Elle m’aurait dit ce jour-là que son mari était parti avec une autre femme, moins grosse, je l’aurais compris, mais plus jeune, cela me surprenait quand même.

– Parce que chez vous, on ne peut pas avoir deux femmes ?

– Non, en Allemagne, les hommes ne peuvent avoir qu’une femme à la fois, alors quand il se lasse, ils sont obligés de laisser tomber l’ancienne pour la nouvelle.

– Ce serait bien plus simple si les hommes pouvaient avoir plusieurs femmes, tout simplement, cela éviterait de faire de la peine à celle qui est délaissée pour une autre. Ici, les musulmans peuvent avoir plusieurs femmes.

– Oui, mais les bouddhistes, comme vous les gitans, vous ne pouvez avoir qu’une femme à la fois !

– Ah, comme vous alors. Peut-être qu’il faudra que je change de religion alors, pour avoir plus de femmes.

– Réfléchis bien, Mat, plus de femmes, c’est plus de bouches à nourrir. Et peut-être plus de soucis à gérer !

– Vous avez probablement raison, même si policier avec Atchung est un bon métier qui gagne de l’argent, il faudra que je garde de l’argent pour m’acheter une belle voiture. Je préfère une belle voiture à une femme, je crois bien. Et puis, finalement, j’ai pas trop envie de changer de religion.

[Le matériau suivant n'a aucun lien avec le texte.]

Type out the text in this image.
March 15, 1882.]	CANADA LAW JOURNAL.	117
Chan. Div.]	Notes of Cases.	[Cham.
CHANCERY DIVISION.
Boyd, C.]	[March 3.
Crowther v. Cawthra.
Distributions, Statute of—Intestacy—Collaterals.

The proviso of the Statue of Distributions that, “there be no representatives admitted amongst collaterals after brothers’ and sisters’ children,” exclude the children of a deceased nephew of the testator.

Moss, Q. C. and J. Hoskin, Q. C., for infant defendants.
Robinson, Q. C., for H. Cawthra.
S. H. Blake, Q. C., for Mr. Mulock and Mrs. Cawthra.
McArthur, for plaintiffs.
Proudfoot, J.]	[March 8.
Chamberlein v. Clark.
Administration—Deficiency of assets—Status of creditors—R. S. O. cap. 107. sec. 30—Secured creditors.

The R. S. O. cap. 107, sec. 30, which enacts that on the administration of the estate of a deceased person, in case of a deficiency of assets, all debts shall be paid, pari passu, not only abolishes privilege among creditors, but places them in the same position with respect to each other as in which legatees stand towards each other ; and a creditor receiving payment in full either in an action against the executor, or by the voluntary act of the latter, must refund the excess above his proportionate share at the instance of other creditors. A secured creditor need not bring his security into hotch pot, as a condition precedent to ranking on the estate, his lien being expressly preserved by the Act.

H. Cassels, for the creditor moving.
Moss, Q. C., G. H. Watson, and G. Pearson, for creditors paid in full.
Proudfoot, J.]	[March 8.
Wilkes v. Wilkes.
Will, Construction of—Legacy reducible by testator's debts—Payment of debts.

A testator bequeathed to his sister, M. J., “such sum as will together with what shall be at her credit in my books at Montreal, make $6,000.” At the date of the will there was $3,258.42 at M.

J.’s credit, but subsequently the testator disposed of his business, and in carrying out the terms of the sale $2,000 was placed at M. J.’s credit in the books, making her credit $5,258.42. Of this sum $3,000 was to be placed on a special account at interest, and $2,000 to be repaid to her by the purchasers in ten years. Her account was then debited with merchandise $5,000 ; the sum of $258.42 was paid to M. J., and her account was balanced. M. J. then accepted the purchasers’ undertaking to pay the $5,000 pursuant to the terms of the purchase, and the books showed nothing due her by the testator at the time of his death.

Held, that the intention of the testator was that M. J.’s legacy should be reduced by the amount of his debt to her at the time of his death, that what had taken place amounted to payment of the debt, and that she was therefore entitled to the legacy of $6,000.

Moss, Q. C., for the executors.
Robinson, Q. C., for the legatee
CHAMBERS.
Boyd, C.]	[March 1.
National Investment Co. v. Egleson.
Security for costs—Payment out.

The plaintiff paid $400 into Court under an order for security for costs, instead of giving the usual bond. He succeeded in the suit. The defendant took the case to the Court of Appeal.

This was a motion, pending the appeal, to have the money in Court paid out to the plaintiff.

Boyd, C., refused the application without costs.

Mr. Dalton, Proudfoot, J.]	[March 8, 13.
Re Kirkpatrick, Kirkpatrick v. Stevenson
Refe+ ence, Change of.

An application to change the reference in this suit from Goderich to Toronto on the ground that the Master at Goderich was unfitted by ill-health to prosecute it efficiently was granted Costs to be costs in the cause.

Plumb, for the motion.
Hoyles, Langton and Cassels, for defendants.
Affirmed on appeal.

– Tu n’es pas très pratiquant, dis-moi.

– Euh non, pas trop. Mais grand-père est trop vieux maintenant pour aller au temple, donc je lui ai mis une statuette de Bouddha près de la natte où il dort, et nous prions devant tous les jours, quand on y pense.

Je n’ai jamais été dans un temple en fait parce que personne n’a pensé à m’y emmener depuis que j’ai l’âge de raison. Madame Farang m’a dit qu’elle était catholique et elle allait certains dimanches matin à l’unique église de l’île, quand elle était en forme. Elle m’y avait emmené une fois, pour voir. C’était pas très gai à l’intérieur, et leur Bouddha était bien triste clouté sur une croix dans un état de souffrance. Je me suis dit que ce ne pouvait pas être une religion « vraie », qui montre un homme autant en peine et malade. J’ai pensé ce jour-là que les chrétiens n’avaient pas payé les yeux de la tête pour avoir un Christ de si mauvaise mine, alors que notre Bouddha avait toujours l’air gai, souriant et riche puisqu’on l’enduisait de feuilles d’or dans tous les temples, comme me l’avait expliqué mon grand-père. Il était bien payé alors pour avoir ce regard si doux, si plein de sagesse, c’était vraiment plus chouette.

La religion musulmane, je ne la connaissais pas vraiment non plus. Eux, les croyants, cachaient le visage de leurs femmes sur les marchés pour ne pas qu’on les reconnaisse sûrement, mais je me suis dit que c’était stupide comme tout, car on pouvait quand même reconnaître quelqu’un rien qu’avec ses yeux ou sa bouche, surtout s’il lui manquait quelques dents de devant. Un des pêcheurs, un jour, m’avait dit que les musulmans donnaient leur adoration à un livre, avec beaucoup de pages, qui s’appelle le Cornan, ou le Coran, un truc comme ça. Mais ils n’ont ni Bouddha ni Christ. Pas de personne à aimer, ce qui est un peu triste aussi. Comment peut-on adorer un livre à se prosterner devant ? Allez y comprendre. Enfin, la religion, c’est bien difficile à comprendre pour un enfant comme moi. Madame Farang m’a même dit que c’était difficile pour les adultes aussi, alors comment voulez-vous que j’en trouve une qui me convienne bien !

Nous nous extirpâmes de notre cachette, Madame Farang avec difficulté et je pus enfin respirer à nouveau, j’avais oublié le bonheur que procure l’air pur.